In established circumstances (described above) the sense of wrongdoing by the defendant is real and justified. The defendant also did a lot to give birth to a child whose reason - as he claims - he wanted. Lack of effectiveness of these efforts can not burden her. The plaintiff did not accept the proposal of the defendant for the joint adoption of a child. In this situation, the plaintiffs should be able to live with Mariola M., even if he treated as sincere motives (the desire to "have" a child) this behavior must be assessed negatively, because he fails to fulfill his obligations of fidelity and marital loyalty (Article 23 KRO). The desire of a spouse to "have" a child that he can not have from a marital relationship does not justify his betrayal of marriage. This was important for attributing the reason for the breakdown of life, but it is also indifferent to assess - in the light of the principles of social coexistence - the defendant's refusal to consent to divorce, since it took the above-mentioned efforts for a child or adopted. What's more, it was established that the plaintiff coexisted with his wife and concubine at the same time, which testifies to the instrumental treatment of his wife.

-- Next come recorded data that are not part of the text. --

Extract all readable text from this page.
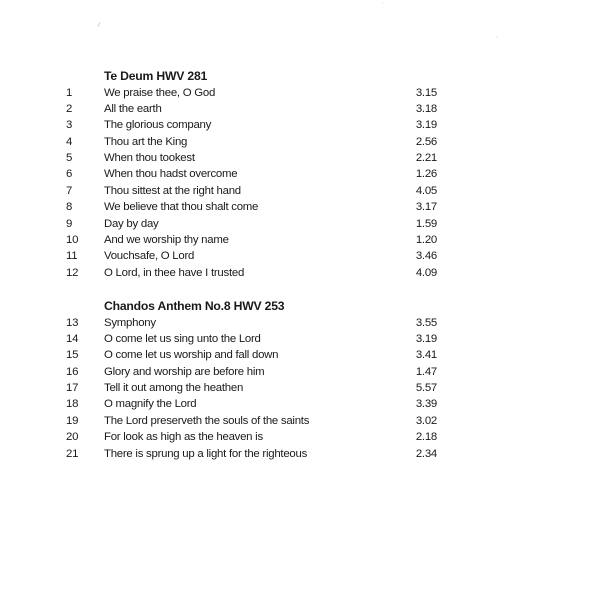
Te Deum HWV 281
1	We praise thee, O God	3.15
2	All the earth	3.18
3	The glorious company	3.19
4	Thou art the King	2.56
5	When thou tookest	2.21
6	When thou hadst overcome	1.26
7	Thou sittest at the right hand	4.05
8	We believe that thou shalt come	3.17
9	Day by day	1.59
10	And we worship thy name	1.20
11	Vouchsafe, O Lord	3.46
12	O Lord, in thee have I trusted	4.09
Chandos Anthem No.8 HWV 253
13	Symphony	3.55
14	O come let us sing unto the Lord	3.19
15	O come let us worship and fall down	3.41
16	Glory and worship are before him	1.47
17	Tell it out among the heathen	5.57
18	O magnify the Lord	3.39
19	The Lord preserveth the souls of the saints	3.02
20	For look as high as the heaven is	2.18
21	There is sprung up a light for the righteous	2.34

When considering the compatibility assessment of a refusal to consent to divorce with the principles of social coexistence, if the spouse requesting a divorce is solely liable for an extramarital child, the legal situation of the child who under the KRO does not show significant differences in relation to the situation of children from marriage should not be taken into account but - the life situation of this child, connected with those benefits that gives the child the opportunity to grow up in a permanently existing family, based on the marital relationship of parents (see judgment of the Supreme Court of 1.2.1957, I CR 436/56, OSN No. 2/1958, item 41).

The plaintiff has a few-year-old child born out of wedlock, who has been recognized and lives in a concubinage with his mother. Alleging that because of the good of this child, the refusal of the defendant's consent to divorce should be assessed as contrary to the principles of social coexistence, he should have shown how beneficial the child's life situation will change after marriage with the current concubine. He did not show this, and his claim that he wants to "legalize" the relationship with the concubine, seems to indicate that he treats marriage as a "formality", while it is a serious legal institution that has many consequences in the spouses' lives as well as in their relations with society.

WITHit follows that the plaintiff has not shown that the ground for cassation in the form of breach is also justified 56 § 3 last sentence KRO.

The present dismissal of divorce proceedings does not mean - as the Appellate Court rightly accepted - "the inability to divorce in the future, either in a changed factual situation or after a period of time when natural emotions, injuries and grievances expire".